Após essas breves linhas, uma pergunta que se impõe é se podemos catalogar  a previdência privada complementar como um direito constitucional fundamental?

Considerando a importância que a doutrina atribui àqueles direitos que se amolduram sob o rótulo de direitos fundamentais, seja pelo seu significado axiológico dentro do contexto constitucional, seja pela própria força normativa (eficácia) imposta pelo §1º, art. 5º da CF/88 (as normas definidoras dos direitos e garantias fundamentais têm aplicação imediata), tem se questionado sobre a posição da previdência privada complementar dentre os direitos constitucionalmente tutelados (fazem parte do art. 202 da CF/88), especialmente se integra o conceito de direitos fundamentais, o que a colocaria num patamar de importância superior.
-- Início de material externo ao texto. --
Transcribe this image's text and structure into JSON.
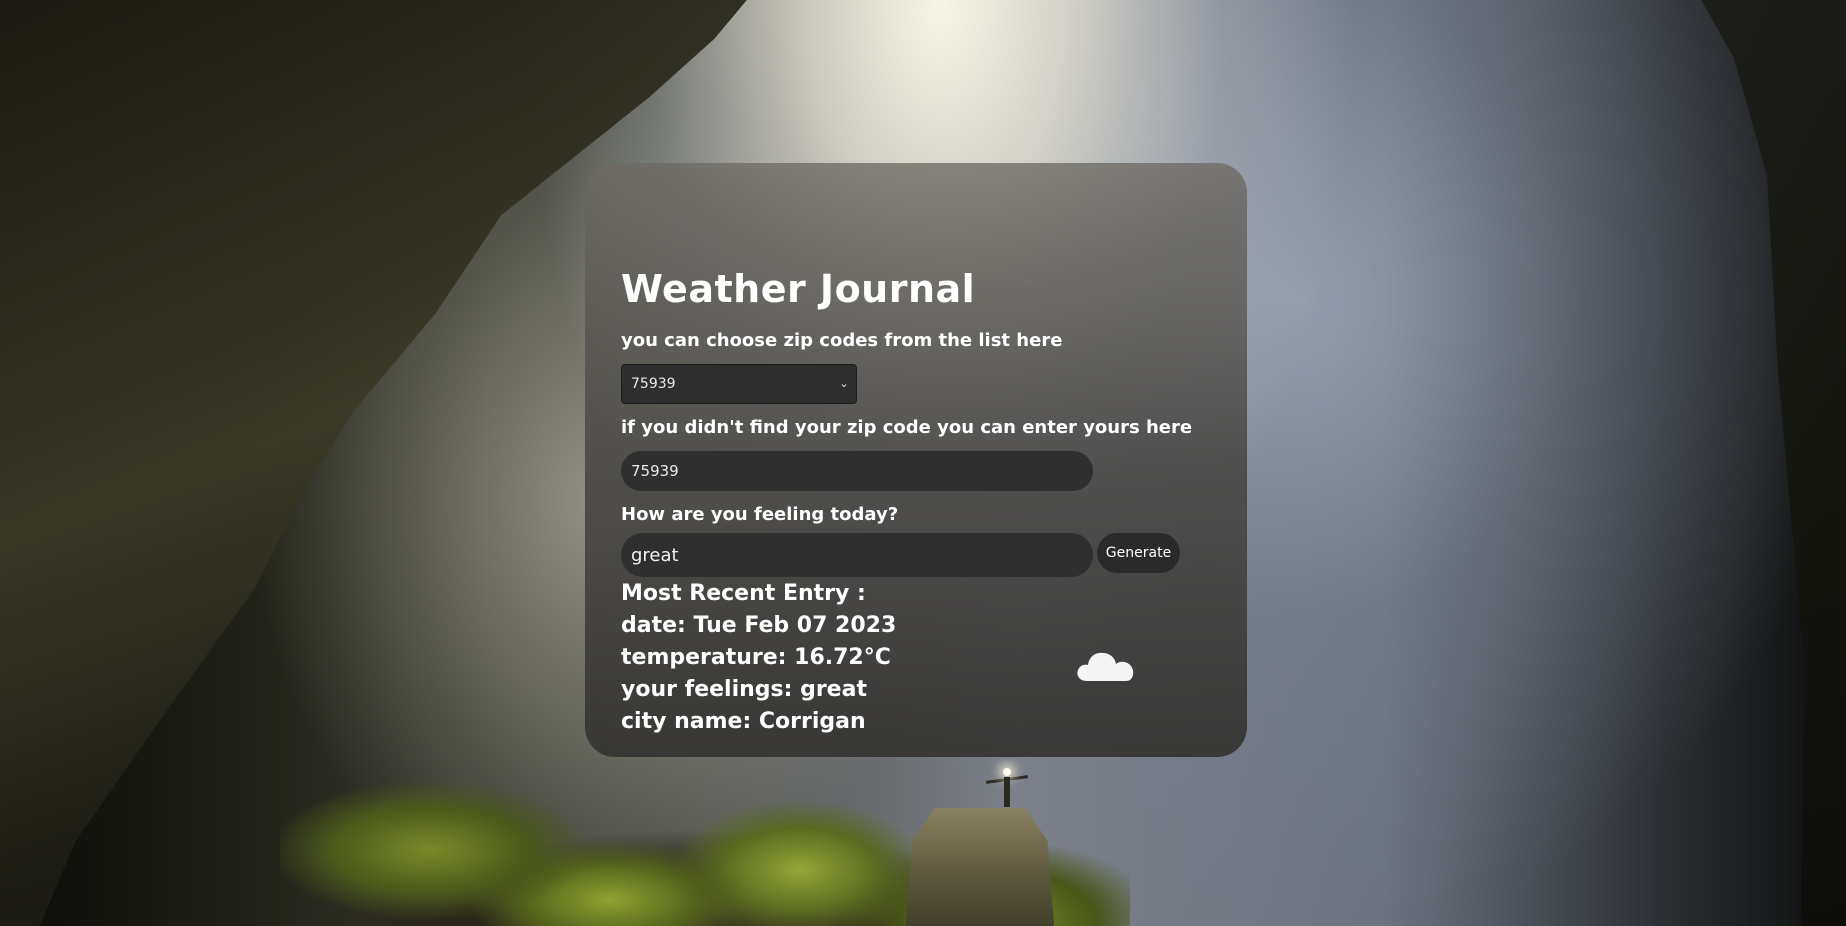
{
  "app": {
    "title": "Weather Journal"
  },
  "zip_list": {
    "label": "you can choose zip codes from the list here",
    "selected": "75939"
  },
  "zip_entry": {
    "label": "if you didn't find your zip code you can enter yours here",
    "value": "75939"
  },
  "feelings": {
    "label": "How are you feeling today?",
    "value": "great",
    "button_label": "Generate"
  },
  "recent_entry": {
    "heading": "Most Recent Entry :",
    "date_line": "date: Tue Feb 07 2023",
    "temp_line": "temperature: 16.72°C",
    "feelings_line": "your feelings: great",
    "city_line": "city name: Corrigan",
    "weather_icon": "cloud-icon"
  },
  "colors": {
    "card_bg": "#4a4845",
    "input_bg": "#2f2f2f",
    "text": "#ffffff"
  }
}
Importante rememorar a teoria que classifica os direitos como formal e materialmente  constitucionais, sendo aqueles todos os que estão incluídos formalmente no texto da  Constituição e estes os que, embora não estejam escritos no texto constitucional, também são assim considerados em razão de sua importância e carga axiológica.

Também para os direitos fundamentais existiria a classificação daqueles fundamentais sob o aspecto formal, que seriam aqueles direitos elencados no Título II (direitos e deveres individuais e coletivos,  direitos sociais, da nacionalidade, direitos políticos e dos partidos políticos, etc.), e aqueloutros materialmente fundamentais que não estão incluídos no texto constitucional, mas por permissão do §2º, art. 5º da CF/88 (os direitos e garantias expressos nesta Constituição não excluem outros decorrentes do regime e dos princípios por ela adotados, ou dos tratados internacionais em que a República Federativa do Brasil seja parte) são assim considerados[15].
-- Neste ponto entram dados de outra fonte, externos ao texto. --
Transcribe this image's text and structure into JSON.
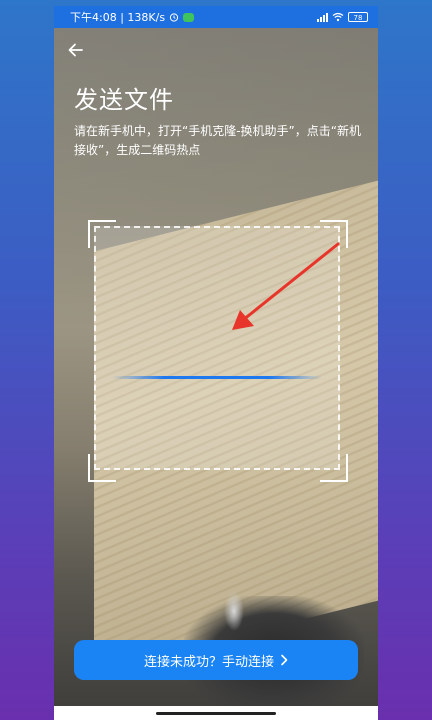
{
  "status_bar": {
    "time_speed": "下午4:08 | 138K/s",
    "battery": "78",
    "icons": [
      "alarm-icon",
      "wechat-icon",
      "signal-icon",
      "wifi-icon",
      "battery-icon"
    ]
  },
  "header": {
    "back_icon": "back-arrow-icon",
    "title": "发送文件",
    "description": "请在新手机中，打开“手机克隆-换机助手”，点击“新机接收”，生成二维码热点"
  },
  "scanner": {
    "line_color": "#1e78f0",
    "annotation_color": "#e8352b"
  },
  "footer": {
    "manual_connect_label": "连接未成功？手动连接",
    "button_color": "#1a84f5"
  }
}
Mas o que de fato significa e faz caracterizar um direito como fundamental?

Ingo Wolfgang Sarlet, utilizando os ensinamentos de Robert Alexy, lembra da dificuldade de se definir o que sejam direitos fundamentais sem se realizar um cotejo com o direito positivo constitucional de cada país, já que cada Estado elege seus valores primordiais e os positivam em suas Constituições.

Discorre o constitucionalista pátrio, propondo arriscadamente uma conceituação aberta e universal de direitos fundamentais como sendo "todas aquelas posições jurídicas concernentes às pessoas, que, do ponto de vista do direito constitucional positivo, foram, por seu conteúdo e importância (fundamentalidade em sentido material), integradas ao texto da Constituição e, portanto, retiradas da esfera de disponibilidade dos poderes constituídos (fundamentalidade formal), bem como as que, por seu conteúdo e significado, possam lhes ser  equiparados, agregando-se à Constituição material, tendo, ou não, assento na Constituição formal (aqui considerada a abertura do catálogo)"[16].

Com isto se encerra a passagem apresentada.